This study examines the effect of personal knowledge on behavioral research using TAM outside of the workplace. Specifically, we hypothesized that consumers form concrete attitudes toward a target system only when they have a certain level of knowledge of it. We tested our hypothesis using data collected from a survey about the adoption of mobile banking in Korea. The survey participants were classified into sub-groups with different degrees of system knowledge, and multi-group comparison tests with a factorial invariance test were used to compare their perceptions. The results of this study suggest that when respondents lack knowledge of the product concept, their responses must be interpreted carefully because such a condition hinders the predictability of the research model.

The paper is organized as follows. We review extant literature and present our research hypotheses in section 2. The research method is explained in section 3 and the results of our data analysis are presented in section 4. Lastly, we conclude with discussions and implications for research and practice in section 5.


2. Literature Review


To explain individuals’ technology acceptance behaviors, TAM posits that a person’s attitude toward using a target technology is influenced by that person’s perception of how easy to use and useful the technology is. This attitude toward technology adoption in turn influences the person’s intention to adopt the technology. The causal paths of TAM are shown in Figure 1.

TAM is an adaptation of the theory of reasoned action (TRA; Fishbein & Ajzen, 1975) that applies to the particular domain of information technology adoption and usage (Davis, Bagozzi, & Warshaw, 1989). Consequently, the theoretical causal mechanism of TRA provides the underlying theoretical explanation for the causal relationships within TAM. The basic concept of TRA is that a particular behavior is determined by an individual’s intentions to perform the said behavior. The behavioral intention is determined by the person’s attitude toward the behavior and subjective norms pertaining to the behavior in question. Attitudes toward behavior are formed by a combination of the evaluations and salient beliefs about the consequences of performing the behavior. TRA is an extremely general theory of intentional human behavior and does not specify what the set of salient beliefs is (Fishbein & Ajzen, 1975). TRA. Which salient beliefs are used in forming the attitude depends on the nature of the behavior in question.




Figure 1: Technology Acceptance Model (TAM)



TAM adapts TRA by specifying two salient beliefs that are consistently used in forming attitudes toward adopting and using information technologies: namely, perceived usefulness and perceived ease of use of the information technology. Specifying these two beliefs does not preclude incorporating other potentially important beliefs. Rather, the major insight and contribution of TAM is that a great portion of variance of the attitude toward adopting and using information technologies can be explained by two beliefs (Davis, 1989). This simplicity provides TAM with the parsimony that is a much desired and sought after quality for theoretical models.

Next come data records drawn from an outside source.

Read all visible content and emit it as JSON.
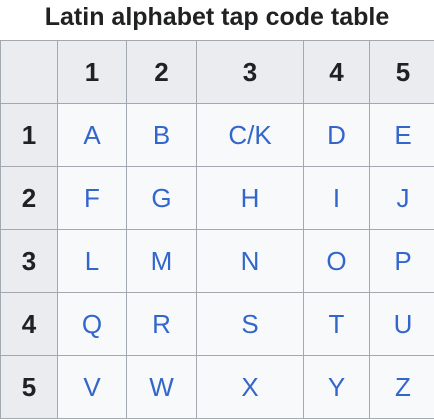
{
  "caption": "Latin alphabet tap code table",
  "header": {
    "corner": "",
    "cols": [
      "1",
      "2",
      "3",
      "4",
      "5"
    ]
  },
  "rows": [
    {
      "label": "1",
      "cells": [
        "A",
        "B",
        "C/K",
        "D",
        "E"
      ]
    },
    {
      "label": "2",
      "cells": [
        "F",
        "G",
        "H",
        "I",
        "J"
      ]
    },
    {
      "label": "3",
      "cells": [
        "L",
        "M",
        "N",
        "O",
        "P"
      ]
    },
    {
      "label": "4",
      "cells": [
        "Q",
        "R",
        "S",
        "T",
        "U"
      ]
    },
    {
      "label": "5",
      "cells": [
        "V",
        "W",
        "X",
        "Y",
        "Z"
      ]
    }
  ],
  "colors": {
    "header_bg": "#eaecf0",
    "cell_bg": "#f8f9fa",
    "border": "#a2a9b1",
    "link_text": "#3366cc",
    "header_text": "#202122"
  }
}
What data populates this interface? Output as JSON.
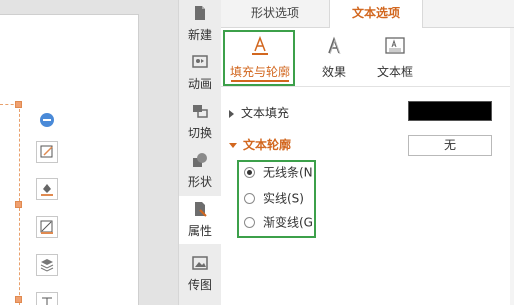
{
  "panel": {
    "top_tabs": {
      "shape_options": "形状选项",
      "text_options": "文本选项"
    },
    "sub_tabs": {
      "fill_outline": "填充与轮廓",
      "effect": "效果",
      "textbox": "文本框"
    },
    "text_fill": {
      "label": "文本填充",
      "color": "#000000"
    },
    "text_outline": {
      "label": "文本轮廓",
      "button_label": "无",
      "options": [
        "无线条(N",
        "实线(S)",
        "渐变线(G"
      ],
      "selected": "无线条(N"
    }
  },
  "side_tabs": {
    "new": "新建",
    "animation": "动画",
    "transition": "切换",
    "shape": "形状",
    "properties": "属性",
    "image": "传图"
  },
  "icons": {
    "new": "file-icon",
    "animation": "animation-icon",
    "transition": "transition-icon",
    "shape": "shape-icon",
    "properties": "properties-icon",
    "image": "image-icon",
    "fill_outline": "text-underline-a-icon",
    "effect": "text-effect-a-icon",
    "textbox": "textbox-icon"
  },
  "colors": {
    "accent": "#d2671f",
    "highlight_box": "#3ca04a",
    "handle": "#f0a070",
    "minus_button": "#4a8ad8"
  }
}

Fishbein and Ajzen (1975) noted that “… a person is viewed as processing the information he has about an object in arriving at this evaluation of the object …” (p. 222). Meanwhile, the Elaboration-Likelihood Model (Petty & Cacioppo, 1981; 1986) postulates that when people have a higher ability to think about an issue, they process information more elaborately by utilizing the central route rather than the peripheral route. For example, people will process information more elaborately if they have more opportunity to think about the subject or if they are less distracted. Another important variable that influences a person’s ability to process information is the amount of prior knowledge of the target object. The degree of the ability to process information affects the extent of the information scrutiny (Petty & Cacioppo, 1986).

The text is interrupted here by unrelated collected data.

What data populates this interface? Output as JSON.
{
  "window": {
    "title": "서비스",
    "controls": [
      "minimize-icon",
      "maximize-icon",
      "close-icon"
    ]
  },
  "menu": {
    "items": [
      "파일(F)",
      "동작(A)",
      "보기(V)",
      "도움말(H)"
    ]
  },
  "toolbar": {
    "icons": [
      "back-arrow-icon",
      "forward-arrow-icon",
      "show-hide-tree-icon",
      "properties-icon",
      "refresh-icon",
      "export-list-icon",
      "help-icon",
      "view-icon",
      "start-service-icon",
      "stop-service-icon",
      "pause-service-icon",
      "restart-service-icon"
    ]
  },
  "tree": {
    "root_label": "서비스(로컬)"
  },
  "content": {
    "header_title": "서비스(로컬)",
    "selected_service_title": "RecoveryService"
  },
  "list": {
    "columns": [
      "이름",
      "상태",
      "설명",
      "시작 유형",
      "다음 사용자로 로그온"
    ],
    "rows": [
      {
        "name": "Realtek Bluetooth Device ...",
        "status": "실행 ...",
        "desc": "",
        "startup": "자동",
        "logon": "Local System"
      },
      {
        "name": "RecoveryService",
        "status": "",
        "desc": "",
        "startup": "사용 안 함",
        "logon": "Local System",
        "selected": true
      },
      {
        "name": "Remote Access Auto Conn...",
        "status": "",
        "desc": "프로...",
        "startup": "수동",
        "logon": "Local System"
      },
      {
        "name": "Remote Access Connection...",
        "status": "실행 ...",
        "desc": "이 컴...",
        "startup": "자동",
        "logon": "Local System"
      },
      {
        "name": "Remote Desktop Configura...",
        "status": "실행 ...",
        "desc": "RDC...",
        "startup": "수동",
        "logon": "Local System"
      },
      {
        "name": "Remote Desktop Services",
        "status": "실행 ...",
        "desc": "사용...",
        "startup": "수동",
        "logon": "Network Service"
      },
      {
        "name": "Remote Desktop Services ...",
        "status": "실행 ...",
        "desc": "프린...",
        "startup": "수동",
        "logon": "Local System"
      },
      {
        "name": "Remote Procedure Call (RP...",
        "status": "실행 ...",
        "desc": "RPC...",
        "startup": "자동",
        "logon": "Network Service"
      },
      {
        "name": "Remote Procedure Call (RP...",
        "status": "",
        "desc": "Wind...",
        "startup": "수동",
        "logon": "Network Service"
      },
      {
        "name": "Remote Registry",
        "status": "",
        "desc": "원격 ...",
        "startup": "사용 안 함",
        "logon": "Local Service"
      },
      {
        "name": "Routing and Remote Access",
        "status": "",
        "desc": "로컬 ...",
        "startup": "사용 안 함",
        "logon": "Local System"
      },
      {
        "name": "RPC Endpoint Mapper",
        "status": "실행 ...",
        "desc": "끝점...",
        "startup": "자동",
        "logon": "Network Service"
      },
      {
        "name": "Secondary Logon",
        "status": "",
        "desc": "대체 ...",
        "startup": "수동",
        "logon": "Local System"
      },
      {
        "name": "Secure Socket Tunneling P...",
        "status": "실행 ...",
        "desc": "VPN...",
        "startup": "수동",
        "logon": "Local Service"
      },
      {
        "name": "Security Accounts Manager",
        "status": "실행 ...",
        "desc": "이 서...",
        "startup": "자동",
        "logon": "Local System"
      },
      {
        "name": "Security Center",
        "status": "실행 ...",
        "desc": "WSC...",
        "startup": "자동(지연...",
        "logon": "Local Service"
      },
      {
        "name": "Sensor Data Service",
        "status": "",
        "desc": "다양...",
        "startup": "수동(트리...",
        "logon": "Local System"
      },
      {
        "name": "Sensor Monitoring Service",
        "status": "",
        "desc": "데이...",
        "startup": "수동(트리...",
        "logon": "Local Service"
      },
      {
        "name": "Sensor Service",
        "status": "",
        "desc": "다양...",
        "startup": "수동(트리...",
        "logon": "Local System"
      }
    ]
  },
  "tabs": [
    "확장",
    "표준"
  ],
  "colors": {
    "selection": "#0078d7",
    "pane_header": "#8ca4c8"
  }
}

This idea is consistent with schema theory, which posits that people with prior knowledge are capable of using both schema-consistent and schema-inconsistent information, while people with less prior knowledge are less capable of processing schema-inconsistent information (Fiske & Taylor, 1991). Thus, if consumers lack knowledge about or familiarity with a product, they have difficulty creating an attitude toward the target product because they lack a useful frame of reference for processing the new information (Hoeffler, 2003). This difficulty is obvious when consumers evaluate a really new product (Johnson & Russo, 1984; Veryzer, 1998). In contrast, a person who has more knowledge of the target issue attempts to access more relevant internal or external sources, makes more elaborative inferences, and arrives at conclusions about the benefit of the issue (Petty & Cacioppo, 1986). With the same reason, Hoeffler (2003) and Wilton and Pessemier (1981) commented that a certain degree of knowledge is necessary for respondents to accurately assess new benefits of the product concept being studied. In the field of consumer behavior research, some researchers even oppose conducting consumer surveys to evaluate a product involving new technology due to the low predictive validity of their evaluation (e.g., Holt, 1989; Tauber, 1972).

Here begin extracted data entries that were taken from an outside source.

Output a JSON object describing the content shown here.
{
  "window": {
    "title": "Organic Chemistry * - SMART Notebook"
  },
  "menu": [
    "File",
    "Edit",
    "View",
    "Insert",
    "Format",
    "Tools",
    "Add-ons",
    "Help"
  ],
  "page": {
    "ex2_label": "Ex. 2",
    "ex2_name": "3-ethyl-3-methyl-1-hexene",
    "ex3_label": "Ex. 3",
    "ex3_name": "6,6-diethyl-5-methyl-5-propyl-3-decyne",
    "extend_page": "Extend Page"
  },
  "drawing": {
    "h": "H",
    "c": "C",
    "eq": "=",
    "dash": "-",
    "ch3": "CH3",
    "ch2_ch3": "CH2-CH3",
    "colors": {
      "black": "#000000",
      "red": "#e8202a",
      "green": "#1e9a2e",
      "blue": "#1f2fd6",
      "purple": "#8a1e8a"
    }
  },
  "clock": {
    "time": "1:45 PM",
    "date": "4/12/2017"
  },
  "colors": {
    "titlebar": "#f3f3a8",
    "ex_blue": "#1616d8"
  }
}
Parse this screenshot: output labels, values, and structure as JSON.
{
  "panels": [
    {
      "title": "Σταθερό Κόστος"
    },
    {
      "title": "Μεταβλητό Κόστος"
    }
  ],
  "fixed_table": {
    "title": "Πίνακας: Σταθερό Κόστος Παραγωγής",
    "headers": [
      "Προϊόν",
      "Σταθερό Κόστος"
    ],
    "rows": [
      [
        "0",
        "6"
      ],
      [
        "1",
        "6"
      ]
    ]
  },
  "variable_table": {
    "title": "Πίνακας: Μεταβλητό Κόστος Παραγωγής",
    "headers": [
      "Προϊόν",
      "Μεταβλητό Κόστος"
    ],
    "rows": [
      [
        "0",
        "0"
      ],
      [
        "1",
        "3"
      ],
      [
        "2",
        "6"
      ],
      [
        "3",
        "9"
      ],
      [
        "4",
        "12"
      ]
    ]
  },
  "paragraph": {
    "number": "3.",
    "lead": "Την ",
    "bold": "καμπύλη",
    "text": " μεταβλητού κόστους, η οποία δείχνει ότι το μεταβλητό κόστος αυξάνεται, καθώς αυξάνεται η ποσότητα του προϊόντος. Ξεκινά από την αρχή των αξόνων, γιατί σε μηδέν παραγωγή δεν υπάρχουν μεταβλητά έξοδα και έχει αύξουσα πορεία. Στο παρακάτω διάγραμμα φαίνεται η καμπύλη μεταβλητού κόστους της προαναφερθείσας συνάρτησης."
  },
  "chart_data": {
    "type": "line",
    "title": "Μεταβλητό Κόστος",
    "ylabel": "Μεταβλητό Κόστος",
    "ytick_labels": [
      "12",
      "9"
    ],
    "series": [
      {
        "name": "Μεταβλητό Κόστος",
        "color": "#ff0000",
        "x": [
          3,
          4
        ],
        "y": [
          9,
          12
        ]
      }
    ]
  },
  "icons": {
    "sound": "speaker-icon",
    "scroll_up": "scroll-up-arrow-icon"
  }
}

Because the original purpose of TAM was to predict information system acceptance in workplaces, participants in surveys typically had opportunities to become familiar with the systems being studied (e.g., several weeks of use, demonstration of the system) before they evaluated it. In contrast, consumer research outside of the workplace may involve participants with little prior knowledge of the target product. The theories in psychology discussed above imply that the two salient beliefs in TAM may not effectively predict attitudes when a person has limited knowledge of a technology.

Thus, we predict that knowledge of the target information technology is a key necessary condition for people to coherently form attitudes based on perceived usefulness and perceived ease of use. Specifically, we hypothesized the following empirical results of incorporating the level of knowledge of the target information technology into TAM: the causal relationship from perceived usefulness and/or perceived ease of use to attitude would be weaker for people with less amount of knowledge of the target technology compared to those with greater amount of knowledge. If the hypothesis is supported, the two beliefs in TAM would not be able to explain enough amount of variance in attitude toward the technology for the people with less amount of product knowledge, leading to a bad model fit.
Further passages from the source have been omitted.